016 Repeat 009 until VAR (A, B, C, D) = [VAR (H)]; [VAR (B)]; [VAR (C)]; (VAR (D)]

017 End 016; for VAR (A, B, C, D) = ([DNA; Enzymes; Antibody; Antigen])

018 End 009

A navigation on the intra-network system on mother nanosensor 27.0.0.1 unto 27.0.0.2, 27.0.0.3, etc displays the results of line 016 of the algorithm/Program on all the sensors within the defined area (Sensor field), with demonstrated simulation using computer systems.

Nanosensor PC Simulator

Nanosensor PC simulator is an application software designed to simulate the working process in a communication nanosensor network. The simulator has two components; PC Mother Sensor viewer that runs on the computer system that serves as the server and the Nanosensor PC that runs on the computer that serves as the host/node.

The PC Mother sensor detects and displays the attributes of all Nanosensor PCs on a wireless network configured within the same IP range. If the Mother Sensor Viewer is running on 192.168.10.50, then all other computers on which the Nanosensor PC will run are configured with IP addresses within the range of 192.168.10.1 to 192.168.10.254, except 192.168.10.50 assigned to the Mother Sensor Viewer. This will establish a protocol that forms the basis for their communication.
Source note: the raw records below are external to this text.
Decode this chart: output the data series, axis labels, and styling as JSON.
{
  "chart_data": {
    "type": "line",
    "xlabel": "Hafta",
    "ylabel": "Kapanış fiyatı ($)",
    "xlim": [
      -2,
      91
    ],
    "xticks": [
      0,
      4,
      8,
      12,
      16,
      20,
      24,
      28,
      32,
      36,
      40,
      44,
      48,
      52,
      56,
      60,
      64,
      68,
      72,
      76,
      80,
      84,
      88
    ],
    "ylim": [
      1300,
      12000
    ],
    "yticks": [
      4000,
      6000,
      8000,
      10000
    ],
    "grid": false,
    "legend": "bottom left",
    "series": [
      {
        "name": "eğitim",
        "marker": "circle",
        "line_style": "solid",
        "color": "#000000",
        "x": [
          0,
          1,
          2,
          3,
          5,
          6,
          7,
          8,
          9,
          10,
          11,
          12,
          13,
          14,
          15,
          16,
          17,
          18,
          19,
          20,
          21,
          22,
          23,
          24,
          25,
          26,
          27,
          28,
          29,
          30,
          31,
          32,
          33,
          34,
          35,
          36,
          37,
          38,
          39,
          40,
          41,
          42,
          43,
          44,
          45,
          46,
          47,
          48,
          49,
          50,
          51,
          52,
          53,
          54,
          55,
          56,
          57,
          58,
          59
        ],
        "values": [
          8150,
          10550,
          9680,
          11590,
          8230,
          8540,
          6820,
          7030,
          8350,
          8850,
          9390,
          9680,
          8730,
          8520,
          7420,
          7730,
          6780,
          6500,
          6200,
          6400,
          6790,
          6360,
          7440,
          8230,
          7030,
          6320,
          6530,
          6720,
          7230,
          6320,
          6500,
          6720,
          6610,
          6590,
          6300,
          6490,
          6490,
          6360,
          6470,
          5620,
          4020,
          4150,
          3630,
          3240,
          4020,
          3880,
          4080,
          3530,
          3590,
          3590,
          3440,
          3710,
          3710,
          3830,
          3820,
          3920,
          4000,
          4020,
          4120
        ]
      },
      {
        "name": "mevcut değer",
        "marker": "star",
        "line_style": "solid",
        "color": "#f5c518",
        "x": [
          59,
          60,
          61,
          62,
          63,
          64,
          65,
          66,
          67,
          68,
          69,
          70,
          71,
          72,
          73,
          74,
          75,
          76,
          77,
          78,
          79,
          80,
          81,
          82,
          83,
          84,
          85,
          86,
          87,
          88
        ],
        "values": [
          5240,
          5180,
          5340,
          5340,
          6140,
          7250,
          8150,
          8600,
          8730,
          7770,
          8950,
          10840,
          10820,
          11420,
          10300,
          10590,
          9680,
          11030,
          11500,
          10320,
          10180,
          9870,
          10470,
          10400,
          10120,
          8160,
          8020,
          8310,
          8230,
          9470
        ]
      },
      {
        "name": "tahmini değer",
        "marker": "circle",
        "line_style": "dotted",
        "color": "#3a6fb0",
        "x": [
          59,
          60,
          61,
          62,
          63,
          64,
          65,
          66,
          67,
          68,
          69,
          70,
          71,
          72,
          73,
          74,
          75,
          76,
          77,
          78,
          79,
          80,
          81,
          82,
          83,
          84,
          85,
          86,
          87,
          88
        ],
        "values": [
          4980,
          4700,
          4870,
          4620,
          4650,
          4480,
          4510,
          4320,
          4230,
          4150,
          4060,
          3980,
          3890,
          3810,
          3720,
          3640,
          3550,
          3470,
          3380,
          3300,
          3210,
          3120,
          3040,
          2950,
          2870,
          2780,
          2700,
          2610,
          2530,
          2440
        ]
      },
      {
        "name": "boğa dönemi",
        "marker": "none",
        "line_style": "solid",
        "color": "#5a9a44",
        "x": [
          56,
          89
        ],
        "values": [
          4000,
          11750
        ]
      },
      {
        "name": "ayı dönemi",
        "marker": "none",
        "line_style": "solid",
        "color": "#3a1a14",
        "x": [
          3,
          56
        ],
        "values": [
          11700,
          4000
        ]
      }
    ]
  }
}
The Nanosensor PC is a component of the application that runs on any computer in a wireless environment. Whenever the Nanosensor PC runs, it displays its properties on its panel and waits for the Mother Sensor Viewer’s request. As soon as the Viewer requests for its properties, it sends them on any computer provided it is running the same application and on the same network.

Figure 1. The (n,m) nanotube-naming scheme thought of as a unit vector (Ch) in an infinite graphene sheet that describes how to “roll up” a graphene sheet to form nanotubes

Figure 2. Typical nanosensor node (Zhang, 2004)

Figure 3. Process of frequency multiplication for signal enhancement. Where ω0is the frequency to be multiplied, n ω0 is the number times, the frequency is multiplied

Figure 4. Architecture for Wireless Nanosensor Networks in health application

Figure 5. Architecture for a future interconnected office

6. Conclusions

Nanotechnology is enabling the development of devices in a scale ranging from one to a few hundred nanometres. One of the promising applications of this technology is in the field of sensing. A nanosensor is not only a tiny sensor, but also a device that makes use of novel properties of nanomaterials, especially carbon nanotubes (CNTs) to detect and measure new types of events in the nanoscale, employing carbon-based EM nanotransceivers and nanoantennas.

However, the sensing range of a single nanosensor is limited to its close environment and thus many nanosensors are needed to create a network. The development of an integrated nanosensor device with communication capabilities will overcome the limitations of individual nanosensors and expand their potential applications.The working process of a Wireless Nanosensor Communication Network is illustrated using an interpolating algorithm to show how a Nanosensor node detects a signal. In addition, a Nanosensor PC Simulator was designed using JCreator LE Setup to demonstrate signal exchange in a WNSN.